The Awfull Henry Abbot is a clown, who always disses Kobe. Every time Kobe makes a great shot, he writes in his blog about how un-clutch Kobe is, and everytime he misses an important shot he does the same.

Henry Abbott is a sports-writer, and sports-writers are not exactly known for their IQ, not to mention their statistical or mathematical skills. Most of what these guys do, and this includes Bruce Blitz, John Hollinger etc, is try to sound like they know a lot, which they dont.

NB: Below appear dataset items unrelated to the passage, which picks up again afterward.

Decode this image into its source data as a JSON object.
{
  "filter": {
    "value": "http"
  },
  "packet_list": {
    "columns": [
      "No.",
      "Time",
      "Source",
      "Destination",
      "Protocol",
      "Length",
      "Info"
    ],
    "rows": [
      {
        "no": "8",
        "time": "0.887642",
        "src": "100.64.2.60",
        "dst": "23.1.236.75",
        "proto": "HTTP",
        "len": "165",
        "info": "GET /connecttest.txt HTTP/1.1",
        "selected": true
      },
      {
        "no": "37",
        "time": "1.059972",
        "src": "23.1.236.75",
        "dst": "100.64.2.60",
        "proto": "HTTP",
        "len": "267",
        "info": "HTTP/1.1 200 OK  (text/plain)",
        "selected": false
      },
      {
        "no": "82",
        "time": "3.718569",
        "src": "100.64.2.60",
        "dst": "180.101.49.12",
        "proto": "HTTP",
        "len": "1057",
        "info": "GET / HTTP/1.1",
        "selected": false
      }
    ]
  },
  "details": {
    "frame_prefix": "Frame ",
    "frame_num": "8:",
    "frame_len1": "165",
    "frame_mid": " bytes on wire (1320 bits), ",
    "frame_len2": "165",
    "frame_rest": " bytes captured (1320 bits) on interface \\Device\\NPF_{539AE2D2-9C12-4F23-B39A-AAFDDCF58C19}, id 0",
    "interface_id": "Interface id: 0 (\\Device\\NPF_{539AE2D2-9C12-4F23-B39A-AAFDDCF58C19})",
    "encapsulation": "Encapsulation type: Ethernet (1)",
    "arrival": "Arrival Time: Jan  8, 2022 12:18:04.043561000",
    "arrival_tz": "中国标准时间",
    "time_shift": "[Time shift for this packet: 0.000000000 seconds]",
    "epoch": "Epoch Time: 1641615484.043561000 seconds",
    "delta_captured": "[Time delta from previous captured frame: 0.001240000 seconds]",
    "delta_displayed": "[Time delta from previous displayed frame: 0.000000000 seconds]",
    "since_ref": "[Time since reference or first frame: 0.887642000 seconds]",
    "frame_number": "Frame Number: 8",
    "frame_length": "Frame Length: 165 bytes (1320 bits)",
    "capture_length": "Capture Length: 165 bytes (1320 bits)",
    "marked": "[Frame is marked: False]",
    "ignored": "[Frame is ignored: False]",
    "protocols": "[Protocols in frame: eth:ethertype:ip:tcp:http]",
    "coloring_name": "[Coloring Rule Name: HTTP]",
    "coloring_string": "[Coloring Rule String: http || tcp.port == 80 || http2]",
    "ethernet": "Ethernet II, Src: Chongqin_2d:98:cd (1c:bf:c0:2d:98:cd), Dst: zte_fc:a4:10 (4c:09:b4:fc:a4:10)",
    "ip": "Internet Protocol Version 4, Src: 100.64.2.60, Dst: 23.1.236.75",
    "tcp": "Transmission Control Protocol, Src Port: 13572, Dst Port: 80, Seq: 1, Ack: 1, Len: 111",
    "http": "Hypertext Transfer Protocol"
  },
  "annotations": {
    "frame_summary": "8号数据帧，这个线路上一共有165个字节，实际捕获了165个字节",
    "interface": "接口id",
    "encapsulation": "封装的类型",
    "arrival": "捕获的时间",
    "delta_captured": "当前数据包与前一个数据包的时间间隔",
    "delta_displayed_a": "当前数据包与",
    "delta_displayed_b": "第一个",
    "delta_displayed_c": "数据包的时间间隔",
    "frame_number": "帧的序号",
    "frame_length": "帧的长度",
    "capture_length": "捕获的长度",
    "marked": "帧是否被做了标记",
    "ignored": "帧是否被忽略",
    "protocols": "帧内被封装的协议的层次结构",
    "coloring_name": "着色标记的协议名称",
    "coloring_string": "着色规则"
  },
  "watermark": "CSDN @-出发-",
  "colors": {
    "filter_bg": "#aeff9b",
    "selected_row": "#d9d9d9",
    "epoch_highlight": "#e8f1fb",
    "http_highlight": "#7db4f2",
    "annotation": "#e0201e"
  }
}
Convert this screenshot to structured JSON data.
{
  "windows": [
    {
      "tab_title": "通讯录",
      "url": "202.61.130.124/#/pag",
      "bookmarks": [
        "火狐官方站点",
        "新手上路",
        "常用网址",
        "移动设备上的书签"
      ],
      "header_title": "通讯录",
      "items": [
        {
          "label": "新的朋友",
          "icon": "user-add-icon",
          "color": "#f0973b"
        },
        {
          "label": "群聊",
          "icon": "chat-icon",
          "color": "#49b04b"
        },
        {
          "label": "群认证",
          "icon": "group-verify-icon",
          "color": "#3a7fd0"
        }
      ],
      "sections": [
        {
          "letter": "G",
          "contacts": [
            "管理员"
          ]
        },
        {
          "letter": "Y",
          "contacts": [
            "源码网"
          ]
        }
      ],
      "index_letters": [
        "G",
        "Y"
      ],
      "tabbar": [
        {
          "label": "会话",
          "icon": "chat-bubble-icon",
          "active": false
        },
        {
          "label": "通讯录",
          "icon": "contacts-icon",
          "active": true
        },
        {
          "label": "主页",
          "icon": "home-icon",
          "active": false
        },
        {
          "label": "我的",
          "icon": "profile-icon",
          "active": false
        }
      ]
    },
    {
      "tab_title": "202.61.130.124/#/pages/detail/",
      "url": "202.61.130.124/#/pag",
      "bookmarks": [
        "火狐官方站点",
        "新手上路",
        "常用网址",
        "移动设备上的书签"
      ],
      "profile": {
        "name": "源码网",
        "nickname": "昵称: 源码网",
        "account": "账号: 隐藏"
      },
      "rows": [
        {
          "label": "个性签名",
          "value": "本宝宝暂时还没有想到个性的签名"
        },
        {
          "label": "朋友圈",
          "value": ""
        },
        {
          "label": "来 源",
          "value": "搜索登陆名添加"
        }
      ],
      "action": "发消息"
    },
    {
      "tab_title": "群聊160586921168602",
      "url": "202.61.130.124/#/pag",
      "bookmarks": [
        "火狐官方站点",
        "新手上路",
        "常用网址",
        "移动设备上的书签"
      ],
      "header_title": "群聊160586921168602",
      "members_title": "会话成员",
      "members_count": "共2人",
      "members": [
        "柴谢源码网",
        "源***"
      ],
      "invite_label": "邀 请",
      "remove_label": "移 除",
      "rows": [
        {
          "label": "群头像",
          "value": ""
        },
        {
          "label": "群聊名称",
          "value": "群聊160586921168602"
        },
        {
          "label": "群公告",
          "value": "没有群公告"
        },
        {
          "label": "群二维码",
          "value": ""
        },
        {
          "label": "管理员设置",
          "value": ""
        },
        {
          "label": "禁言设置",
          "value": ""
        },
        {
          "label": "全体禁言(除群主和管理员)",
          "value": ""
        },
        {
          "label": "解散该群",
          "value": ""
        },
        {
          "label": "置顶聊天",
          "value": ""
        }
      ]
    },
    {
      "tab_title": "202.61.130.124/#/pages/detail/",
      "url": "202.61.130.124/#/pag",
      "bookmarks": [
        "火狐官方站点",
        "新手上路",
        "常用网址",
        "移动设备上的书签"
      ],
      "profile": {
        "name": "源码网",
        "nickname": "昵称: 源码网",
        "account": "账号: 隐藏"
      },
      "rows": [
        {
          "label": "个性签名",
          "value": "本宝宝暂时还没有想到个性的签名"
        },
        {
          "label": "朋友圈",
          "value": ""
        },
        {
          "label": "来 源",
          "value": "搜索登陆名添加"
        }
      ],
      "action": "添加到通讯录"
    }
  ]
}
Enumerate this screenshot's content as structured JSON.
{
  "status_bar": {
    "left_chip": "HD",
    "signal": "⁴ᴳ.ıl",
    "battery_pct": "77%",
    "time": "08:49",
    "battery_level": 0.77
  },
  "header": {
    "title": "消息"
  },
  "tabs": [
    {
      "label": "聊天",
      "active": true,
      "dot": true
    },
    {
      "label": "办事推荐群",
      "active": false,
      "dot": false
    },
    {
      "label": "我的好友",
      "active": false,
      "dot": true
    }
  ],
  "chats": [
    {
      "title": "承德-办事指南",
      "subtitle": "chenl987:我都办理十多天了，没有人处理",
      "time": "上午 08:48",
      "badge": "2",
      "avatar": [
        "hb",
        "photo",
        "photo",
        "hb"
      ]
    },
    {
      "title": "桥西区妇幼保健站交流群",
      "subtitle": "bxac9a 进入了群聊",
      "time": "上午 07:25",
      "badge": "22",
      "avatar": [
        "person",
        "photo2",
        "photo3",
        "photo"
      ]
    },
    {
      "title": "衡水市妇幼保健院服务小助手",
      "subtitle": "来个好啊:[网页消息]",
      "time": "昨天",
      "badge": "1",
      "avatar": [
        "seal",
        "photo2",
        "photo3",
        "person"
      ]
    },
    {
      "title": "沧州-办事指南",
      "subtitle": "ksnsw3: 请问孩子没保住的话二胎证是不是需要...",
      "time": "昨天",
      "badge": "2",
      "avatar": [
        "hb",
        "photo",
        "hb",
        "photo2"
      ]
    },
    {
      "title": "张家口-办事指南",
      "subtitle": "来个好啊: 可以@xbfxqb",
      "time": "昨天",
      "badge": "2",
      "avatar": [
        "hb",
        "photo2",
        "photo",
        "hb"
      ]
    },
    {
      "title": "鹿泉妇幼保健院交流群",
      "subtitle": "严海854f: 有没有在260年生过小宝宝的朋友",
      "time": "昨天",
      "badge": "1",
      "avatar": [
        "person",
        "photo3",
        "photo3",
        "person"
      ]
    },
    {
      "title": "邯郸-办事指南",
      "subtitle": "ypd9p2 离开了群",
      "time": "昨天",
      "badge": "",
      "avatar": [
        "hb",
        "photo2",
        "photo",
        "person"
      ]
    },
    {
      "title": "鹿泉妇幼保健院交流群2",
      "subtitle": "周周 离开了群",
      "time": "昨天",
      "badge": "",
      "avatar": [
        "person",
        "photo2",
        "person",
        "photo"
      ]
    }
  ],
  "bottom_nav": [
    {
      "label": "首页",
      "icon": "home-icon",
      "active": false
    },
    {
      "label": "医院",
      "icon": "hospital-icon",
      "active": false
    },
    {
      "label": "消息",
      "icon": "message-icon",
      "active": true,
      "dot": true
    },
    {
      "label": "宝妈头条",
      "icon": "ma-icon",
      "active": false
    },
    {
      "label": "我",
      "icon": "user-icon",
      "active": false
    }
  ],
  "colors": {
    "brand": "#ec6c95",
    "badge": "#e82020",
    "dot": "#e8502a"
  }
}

For instance, check this LBJ-Kobe comparison. Blitz thinks this is statistics, but its not, its pathetic one-sided garbage from a retarded mind. http://hoopsapedia.w...antvslebron.htm

Truth is, Kobe has missed a lot of shots in the time that "stat-geeks" say is Clutch-time, but he's also made a lot.

However, you often see Kobe in the middle of the third when his team is down making a small run with consequtive baskets. That is clutch. Also, Kobe wouldn't choke in the final game in the nba finals like LBJ and Wade did. Never.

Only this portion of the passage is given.